Why do we use purple during Lent?
Why do we use purple during Lent?
Those of us who grew up in denominations that don’t use liturgical colors often find the change of vestments with the seasons a bit confusing. After all, if our pastors just wore business suits or black robes in the pulpit, what’s all the fuss about? But for the rest of us, the various colors of the year are at least familiar. But why do we wear purple, and decorate our altars, communion tables, and lecterns with this color during Lent?
Lent itself has a long history. Technically, the first major mention of the season is from the Council of Nicaea in the 4th century. This was a significant part of Christian history because Emperor Constantine had just legalized Christianity a few years before. Now that Christians were no longer persecuted, they were able to make more formal doctrinal rules and regulate Christian practice. And in 380, the form of Christianity approved at Nicaea became the official religion of the Roman Empire.
The Symbol of Purple Color During Lent
So, what is Lent, exactly? Briefly, it is a period of fasting and penance before Easter. During this season, Christians think about the sacrifice of Christ on the cross and ask God to forgive our sins. This culminates in Holy Week and then Easter when the triumph of the Resurrection is celebrated. As Saint Paul says, the Resurrection is the most important part of Christianity, because it proves that God the Father accepted Christ’s sacrifice, and our sins are forgiven.
That brings us to the use of the color purple during Lent, and there are several aspects of its symbolism. First, we must remember that during His passion, Jesus was dressed in a purple robe. This robe belonged to Herod, and it was the most expensive color available in the Roman Empire. People who wore purple were generally royalty because they were the only ones who could afford it. Since Jesus is the King of Kings, the mocking gesture of dressing Him in a purple robe was actually indicative of His royal dignity. Perhaps it’s worth mentioning that on His cross, Jesus had a sign that called Him the “King of the Jews.” Thus, the association of purple with royalty is critical to our liturgical use of it during Lent.

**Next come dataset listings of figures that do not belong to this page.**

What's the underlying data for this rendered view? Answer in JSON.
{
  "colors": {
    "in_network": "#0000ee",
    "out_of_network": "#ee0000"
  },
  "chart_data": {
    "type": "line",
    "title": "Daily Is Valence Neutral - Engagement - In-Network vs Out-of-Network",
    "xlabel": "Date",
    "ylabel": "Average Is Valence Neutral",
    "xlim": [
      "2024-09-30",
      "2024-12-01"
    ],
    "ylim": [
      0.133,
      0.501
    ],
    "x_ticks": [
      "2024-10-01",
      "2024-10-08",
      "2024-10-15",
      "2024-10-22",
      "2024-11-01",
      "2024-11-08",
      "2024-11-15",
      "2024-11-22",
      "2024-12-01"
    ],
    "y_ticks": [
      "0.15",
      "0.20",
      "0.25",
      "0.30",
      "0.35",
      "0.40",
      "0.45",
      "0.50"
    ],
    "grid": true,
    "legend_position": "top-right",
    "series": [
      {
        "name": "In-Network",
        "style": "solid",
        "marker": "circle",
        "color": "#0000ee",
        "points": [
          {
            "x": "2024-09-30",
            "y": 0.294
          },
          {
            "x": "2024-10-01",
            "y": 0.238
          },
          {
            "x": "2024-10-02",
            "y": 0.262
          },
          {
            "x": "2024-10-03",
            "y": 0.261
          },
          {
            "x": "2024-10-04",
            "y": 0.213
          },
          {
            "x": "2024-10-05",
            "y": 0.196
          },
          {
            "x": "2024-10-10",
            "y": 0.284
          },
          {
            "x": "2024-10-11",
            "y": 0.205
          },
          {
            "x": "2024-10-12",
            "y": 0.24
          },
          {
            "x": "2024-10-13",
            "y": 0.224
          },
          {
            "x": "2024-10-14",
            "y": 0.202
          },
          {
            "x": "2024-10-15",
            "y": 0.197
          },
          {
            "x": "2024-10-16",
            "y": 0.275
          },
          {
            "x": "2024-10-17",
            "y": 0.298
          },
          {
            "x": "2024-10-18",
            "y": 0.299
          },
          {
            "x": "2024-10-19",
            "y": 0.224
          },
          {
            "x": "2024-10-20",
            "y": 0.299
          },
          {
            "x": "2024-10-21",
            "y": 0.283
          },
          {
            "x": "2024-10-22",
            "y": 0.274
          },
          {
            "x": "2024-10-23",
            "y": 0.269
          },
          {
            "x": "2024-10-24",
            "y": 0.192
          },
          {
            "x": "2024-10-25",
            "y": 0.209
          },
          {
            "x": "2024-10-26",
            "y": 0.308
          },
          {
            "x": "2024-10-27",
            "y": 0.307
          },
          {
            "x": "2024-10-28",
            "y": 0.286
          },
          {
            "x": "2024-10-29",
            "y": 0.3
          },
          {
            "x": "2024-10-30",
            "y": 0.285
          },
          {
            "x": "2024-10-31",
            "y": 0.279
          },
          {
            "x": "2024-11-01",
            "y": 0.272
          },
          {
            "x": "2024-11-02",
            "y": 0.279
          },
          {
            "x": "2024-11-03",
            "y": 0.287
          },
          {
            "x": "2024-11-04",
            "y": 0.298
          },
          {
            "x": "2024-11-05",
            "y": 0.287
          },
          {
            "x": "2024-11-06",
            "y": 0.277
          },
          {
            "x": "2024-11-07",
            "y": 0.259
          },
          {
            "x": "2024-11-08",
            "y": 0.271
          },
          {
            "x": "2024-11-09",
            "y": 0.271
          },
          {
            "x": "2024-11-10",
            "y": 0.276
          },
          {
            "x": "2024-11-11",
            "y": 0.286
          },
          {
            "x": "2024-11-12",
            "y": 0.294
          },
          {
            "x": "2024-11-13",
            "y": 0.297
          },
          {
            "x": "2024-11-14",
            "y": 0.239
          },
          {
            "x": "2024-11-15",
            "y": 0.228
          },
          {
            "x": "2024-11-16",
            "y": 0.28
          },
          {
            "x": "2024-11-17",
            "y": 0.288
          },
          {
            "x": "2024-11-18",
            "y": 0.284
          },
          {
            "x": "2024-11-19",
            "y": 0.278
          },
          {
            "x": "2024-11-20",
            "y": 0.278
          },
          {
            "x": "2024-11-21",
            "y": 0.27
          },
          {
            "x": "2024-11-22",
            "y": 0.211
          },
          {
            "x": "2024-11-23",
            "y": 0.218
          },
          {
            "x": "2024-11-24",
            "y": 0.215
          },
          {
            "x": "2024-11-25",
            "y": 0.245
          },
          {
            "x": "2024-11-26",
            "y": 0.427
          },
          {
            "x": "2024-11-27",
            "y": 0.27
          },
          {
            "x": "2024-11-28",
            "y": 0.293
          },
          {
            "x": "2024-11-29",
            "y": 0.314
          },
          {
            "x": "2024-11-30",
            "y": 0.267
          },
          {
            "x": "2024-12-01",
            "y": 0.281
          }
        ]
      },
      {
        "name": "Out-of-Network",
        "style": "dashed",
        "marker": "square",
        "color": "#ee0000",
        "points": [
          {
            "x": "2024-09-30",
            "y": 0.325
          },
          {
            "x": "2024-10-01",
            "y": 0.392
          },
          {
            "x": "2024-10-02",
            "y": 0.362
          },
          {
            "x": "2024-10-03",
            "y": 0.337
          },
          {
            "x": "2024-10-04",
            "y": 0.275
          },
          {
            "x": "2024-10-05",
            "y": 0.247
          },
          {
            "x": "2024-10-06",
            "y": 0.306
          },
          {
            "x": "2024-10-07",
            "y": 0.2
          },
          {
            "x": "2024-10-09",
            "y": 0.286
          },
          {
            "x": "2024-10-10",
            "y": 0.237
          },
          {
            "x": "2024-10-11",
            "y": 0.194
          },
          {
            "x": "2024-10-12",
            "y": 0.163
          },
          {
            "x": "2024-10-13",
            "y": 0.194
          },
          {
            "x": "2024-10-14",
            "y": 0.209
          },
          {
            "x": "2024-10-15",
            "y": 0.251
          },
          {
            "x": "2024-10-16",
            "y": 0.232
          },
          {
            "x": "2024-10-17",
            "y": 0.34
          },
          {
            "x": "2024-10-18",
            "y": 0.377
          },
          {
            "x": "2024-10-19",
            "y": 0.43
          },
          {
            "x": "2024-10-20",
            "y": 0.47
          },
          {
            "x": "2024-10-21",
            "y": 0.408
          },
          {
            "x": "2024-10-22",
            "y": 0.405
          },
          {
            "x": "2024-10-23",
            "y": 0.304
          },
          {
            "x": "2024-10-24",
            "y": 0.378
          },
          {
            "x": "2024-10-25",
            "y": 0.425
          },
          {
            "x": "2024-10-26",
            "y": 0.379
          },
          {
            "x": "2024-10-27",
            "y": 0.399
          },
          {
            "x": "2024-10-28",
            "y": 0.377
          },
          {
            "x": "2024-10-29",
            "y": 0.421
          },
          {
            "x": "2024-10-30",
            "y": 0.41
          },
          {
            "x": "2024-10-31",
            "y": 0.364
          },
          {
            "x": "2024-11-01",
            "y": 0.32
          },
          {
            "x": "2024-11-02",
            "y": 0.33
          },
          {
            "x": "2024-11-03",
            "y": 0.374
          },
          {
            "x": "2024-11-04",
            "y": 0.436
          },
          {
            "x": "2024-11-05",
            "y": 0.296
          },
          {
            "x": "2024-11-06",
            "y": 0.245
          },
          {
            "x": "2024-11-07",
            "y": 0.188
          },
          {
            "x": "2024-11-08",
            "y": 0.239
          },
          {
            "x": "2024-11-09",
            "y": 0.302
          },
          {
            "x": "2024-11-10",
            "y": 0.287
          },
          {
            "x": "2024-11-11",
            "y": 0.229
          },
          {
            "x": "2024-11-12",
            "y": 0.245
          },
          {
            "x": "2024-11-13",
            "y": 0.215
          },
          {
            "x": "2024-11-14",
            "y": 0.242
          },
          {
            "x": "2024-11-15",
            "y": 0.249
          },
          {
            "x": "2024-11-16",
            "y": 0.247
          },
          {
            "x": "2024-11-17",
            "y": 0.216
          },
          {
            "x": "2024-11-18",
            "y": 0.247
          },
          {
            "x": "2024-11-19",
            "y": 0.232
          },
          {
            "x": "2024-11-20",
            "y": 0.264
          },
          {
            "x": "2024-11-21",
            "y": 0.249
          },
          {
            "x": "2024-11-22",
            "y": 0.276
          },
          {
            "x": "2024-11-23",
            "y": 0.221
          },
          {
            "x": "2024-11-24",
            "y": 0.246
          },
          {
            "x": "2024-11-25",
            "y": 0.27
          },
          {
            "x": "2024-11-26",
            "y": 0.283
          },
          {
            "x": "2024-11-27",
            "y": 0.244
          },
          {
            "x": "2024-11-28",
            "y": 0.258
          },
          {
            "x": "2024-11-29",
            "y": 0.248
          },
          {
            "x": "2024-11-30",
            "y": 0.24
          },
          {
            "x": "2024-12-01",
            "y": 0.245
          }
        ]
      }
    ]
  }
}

On a closely related note, purple has become a symbol of the offense surrounding our sins. Just like Jesus was mocked about being royal, we necessitated this suffering through our sins. The color Purple is a sort of sorrowful color, and for this reason, a connotation is acquired through the association with the Passion. When we look at the purple vestments and church decorations, we are called upon to remember what was done for us.
Aspect of Purple
Let’s look at another aspect of purple and its Lenten connections. Scholars tell us that in Old English and many other European languages, some variation of the term means “lengthen.” This refers to the lengthening of the days as spring approaches, and this is the season in which we observe Lent. We know that this is the correct time because the historical events of the Passion happened during the Jewish season of Passover.
Passover is also associated with sacrifice. Biblically, this is when the Jews slaughtered a lamb and painted their doors with its blood. That blood saved the lives of their firstborn males from the judgment of God against Egypt, and this judgment led Pharaoh to let them leave. And so, the lamb sacrificed its life for those Jewish men, just as Christ sacrificed His life for the forgiveness of our sins.
From this, we see three meanings of purple in Lent: the royalty of Christ, His passion and death for our sins, and the coming of spring. That’s quite a bit to think about this year with your church and clergy draped in purple!